BERLIN — Several months after the first publication of the caricatures of the Prophet Mohammed appeared in the Danish newspaper Jyllands-Posten, and a little over a month after they were reprinted in various German newspapers, Canadian moral philosopher Charles Taylor spoke in Berlin about his reaction to the controversial cartoons and their reprinting.

“The publishing of these caricatures shows a lamentable disrespect,” said Taylor, who elaborated on his views to an audience of nearly 200 people at an event organized by the Heinrich Boell Foundation. “Freedom of speech means you can't outlaw the printing of these cartoons,” acknowledged Taylor, “but in order to get through this difficult time, we need an informal code where that kind of gratuitous insult can not take place.”

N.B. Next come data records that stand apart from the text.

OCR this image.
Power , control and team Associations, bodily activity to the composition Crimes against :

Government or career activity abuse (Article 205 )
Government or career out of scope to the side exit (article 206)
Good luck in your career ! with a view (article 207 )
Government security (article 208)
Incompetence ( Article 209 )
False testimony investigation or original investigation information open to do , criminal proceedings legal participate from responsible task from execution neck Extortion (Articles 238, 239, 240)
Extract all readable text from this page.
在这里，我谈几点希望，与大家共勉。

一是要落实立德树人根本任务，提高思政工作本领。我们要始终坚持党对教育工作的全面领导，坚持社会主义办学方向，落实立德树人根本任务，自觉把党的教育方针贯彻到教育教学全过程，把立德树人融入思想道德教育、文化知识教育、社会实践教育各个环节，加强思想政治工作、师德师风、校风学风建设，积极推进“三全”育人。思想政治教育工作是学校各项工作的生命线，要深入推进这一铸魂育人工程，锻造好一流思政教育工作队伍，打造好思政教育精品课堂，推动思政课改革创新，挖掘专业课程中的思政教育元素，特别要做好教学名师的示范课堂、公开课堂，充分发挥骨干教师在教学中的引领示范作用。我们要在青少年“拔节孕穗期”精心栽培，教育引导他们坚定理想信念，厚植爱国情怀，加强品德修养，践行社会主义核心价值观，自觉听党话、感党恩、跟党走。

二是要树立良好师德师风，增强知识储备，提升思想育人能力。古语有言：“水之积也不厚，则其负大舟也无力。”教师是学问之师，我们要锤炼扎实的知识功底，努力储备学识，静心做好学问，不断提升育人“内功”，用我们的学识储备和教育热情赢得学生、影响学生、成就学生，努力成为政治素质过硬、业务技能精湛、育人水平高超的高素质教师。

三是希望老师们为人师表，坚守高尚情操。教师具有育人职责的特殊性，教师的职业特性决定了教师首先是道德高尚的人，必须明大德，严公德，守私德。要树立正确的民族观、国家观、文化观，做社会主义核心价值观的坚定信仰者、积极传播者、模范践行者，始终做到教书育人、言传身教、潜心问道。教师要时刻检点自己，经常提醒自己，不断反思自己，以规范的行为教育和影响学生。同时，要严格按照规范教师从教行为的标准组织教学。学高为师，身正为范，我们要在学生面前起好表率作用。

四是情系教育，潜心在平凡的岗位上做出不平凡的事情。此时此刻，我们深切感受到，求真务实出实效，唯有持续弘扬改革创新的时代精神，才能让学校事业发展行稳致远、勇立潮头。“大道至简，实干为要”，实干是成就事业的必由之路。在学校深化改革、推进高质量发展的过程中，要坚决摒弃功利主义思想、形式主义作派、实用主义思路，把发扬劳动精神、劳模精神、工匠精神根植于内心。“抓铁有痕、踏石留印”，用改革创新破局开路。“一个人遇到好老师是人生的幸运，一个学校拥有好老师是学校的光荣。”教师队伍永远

Taylor questioned why the editors of the Jyllands-Posten didn't consider the 100,000 Muslims living in Denmark before they printed the caricatures and the reactionary responses to them. He referred to Denmark as a xenophobic country where “Muslims are one of the most fragile and dumped upon minorities.”

Flanked by three German writers who participated in the event as panelists, Taylor's position regarding the caricatures was not always met with agreement. Miriam Lau, the chief parliamentary correspondent of Die Welt — one of the German papers that reprinted the cartoons — argued that freedom of speech is of the utmost importance, and that reprinting the caricatures opened up a kind of dialogue in Europe about Islam and press freedom. This argument was reiterated by a number of audience members.

Taylor defended his position against the printing and reprinting of the caricatures, and refuted the argument that printing them was somehow a defense of a free press. “Who can take away your press freedom? The German government can, not the government in Damascus. I don't understand why [people here] are so hypnotized by this idea of press freedom. It's just raving lunacy,” he said.

A native of Montreal, Taylor told the audience that he puts “a very high priority on keeping the conversation open,” later reiterating to journalists and newspaper editors that they should “say something back, don't just reproduce!”

Charles Taylor is currently a fellow at the Institute for Advanced Studies in Berlin.